Il y a un peu de Weather Report ici et certains morceaux sont un clin d’œil à Popol Vuh, mais si je devais coller une référence principale (et locale) à ce qu’invente Simone Sou avec son album, c’est Egberto Gismonti qu’il faudrait invoquer. Dans l’usage des percussions, le dialogue acoustique/électronique, la structure métamorphique des morceaux, la narration au sein même de l’album, cette idée d’univers en soi (c’est le cas de toute œuvre), cette utilisation débridée des synthétiseurs et des instruments traditionnels, cette complexité qui n’oublie jamais l’auditeur, cette synthèse passé-présent-futur, tout ceci ramène inévitablement au génial guitariste/pianiste à qui l’on doit plusieurs dizaines d’albums, dont Trem Caipira, Sonho 70 ou Retratos. Des monuments que Simone Sou, originaire de São Paulo, batteuse de son état, ne devait sans doute pas ignorer en composant ce premier album, qui est par ailleurs un petit tour de force en termes de collaboration (une vingtaine de contributeur·trice·s sont nommé·e·s).

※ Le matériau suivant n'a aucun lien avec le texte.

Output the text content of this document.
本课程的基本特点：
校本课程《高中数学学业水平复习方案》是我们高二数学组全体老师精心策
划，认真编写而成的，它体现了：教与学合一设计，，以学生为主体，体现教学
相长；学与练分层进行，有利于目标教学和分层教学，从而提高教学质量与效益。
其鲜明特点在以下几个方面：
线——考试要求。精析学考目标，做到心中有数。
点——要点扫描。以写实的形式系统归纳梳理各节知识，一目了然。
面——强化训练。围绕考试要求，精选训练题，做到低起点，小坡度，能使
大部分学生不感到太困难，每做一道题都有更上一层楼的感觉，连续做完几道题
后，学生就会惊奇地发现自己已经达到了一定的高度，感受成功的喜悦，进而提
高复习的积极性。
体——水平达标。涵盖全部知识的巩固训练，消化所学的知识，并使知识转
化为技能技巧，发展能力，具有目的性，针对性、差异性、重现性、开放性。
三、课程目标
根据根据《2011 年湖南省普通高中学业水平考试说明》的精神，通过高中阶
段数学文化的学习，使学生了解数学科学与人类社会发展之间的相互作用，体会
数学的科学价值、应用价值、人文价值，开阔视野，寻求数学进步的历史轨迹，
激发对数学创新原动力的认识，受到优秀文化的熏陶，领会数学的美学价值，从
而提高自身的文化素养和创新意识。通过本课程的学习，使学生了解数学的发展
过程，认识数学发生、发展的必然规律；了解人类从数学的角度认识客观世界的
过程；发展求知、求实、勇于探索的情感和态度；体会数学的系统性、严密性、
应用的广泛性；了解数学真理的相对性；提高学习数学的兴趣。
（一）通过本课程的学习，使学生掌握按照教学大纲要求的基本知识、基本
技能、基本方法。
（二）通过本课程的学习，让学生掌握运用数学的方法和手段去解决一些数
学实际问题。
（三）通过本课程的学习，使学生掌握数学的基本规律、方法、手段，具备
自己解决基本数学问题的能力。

Plus récemment, j’ai découvert deux petits bijoux de la musique électronique brésilienne que Simone Sou ne renierait peut-être pas : Perguntas et Respostas de Vamos Desistir, signés sur le label 40%Foda/Maneirissimo basé à Rio de Janeiro. Deux albums qui se suivent, plus axés sur les musiques électroniques que le disque de Simone Sou, mais qui s’inscrivent l’un dans l’autre et qui me permettent de réactualiser un concept que j’avais esquissé dans un autre article : celui de disque-frontière. Je crois que le terme de frontière était malaisé, et je préfère désormais parler de disque-traversant. La frontière est toujours poreuse, elle marque un ici et un là, comme si rien ne pouvait dialoguer au milieu, comme si tout était déjà tracé, comme si rien ne pouvait se contaminer, comme si la relation n’était pas possible en-dehors d’une opposition. L’album de Simone Sou (et avant lui la musique d’Egberto Gismonti), au contraire, permet aux mondes tissés par la musique de se traverser, de s’entre-contaminer : l’un permet l’autre, et l’autre opère un retour en arrière, inlassablement. Rien n’est jamais fixe. Tout bouge. Et le futur n’est pas encore arrivé qu’il était en fait déjà là.
Lorsque j’écoute Simone Sou et cet album de jazz fusion qu’elle nous livre, je ne peux m’empêcher de penser aussi à la magie qu’opéra en moi il y a quelques années In A Silent Way de Miles Davis, cette manière de mélanger l’imprédictibilité du jazz, ses structures bâtardes, sa sauvagerie aussi, à tout ce qui alors venait du rock en termes d’orchestration électronique, ces musiques étranges que les auditeurs de l’époque découvraient et ne pourraient plus jamais oublier, tant la révolution était énorme, tant elle laissera des traces partout, tout le temps. Avec l’album de Simone Sou je crois qu’il y a une part de cet héritage fusion qui demeure et qui permet de conjurer les forces qui sans cesse poussent à l’uniformité des choses, des êtres, des mondes. Oui, Simone Sou est une sorcière qui chante la Terre et son disque est une traversée d’univers.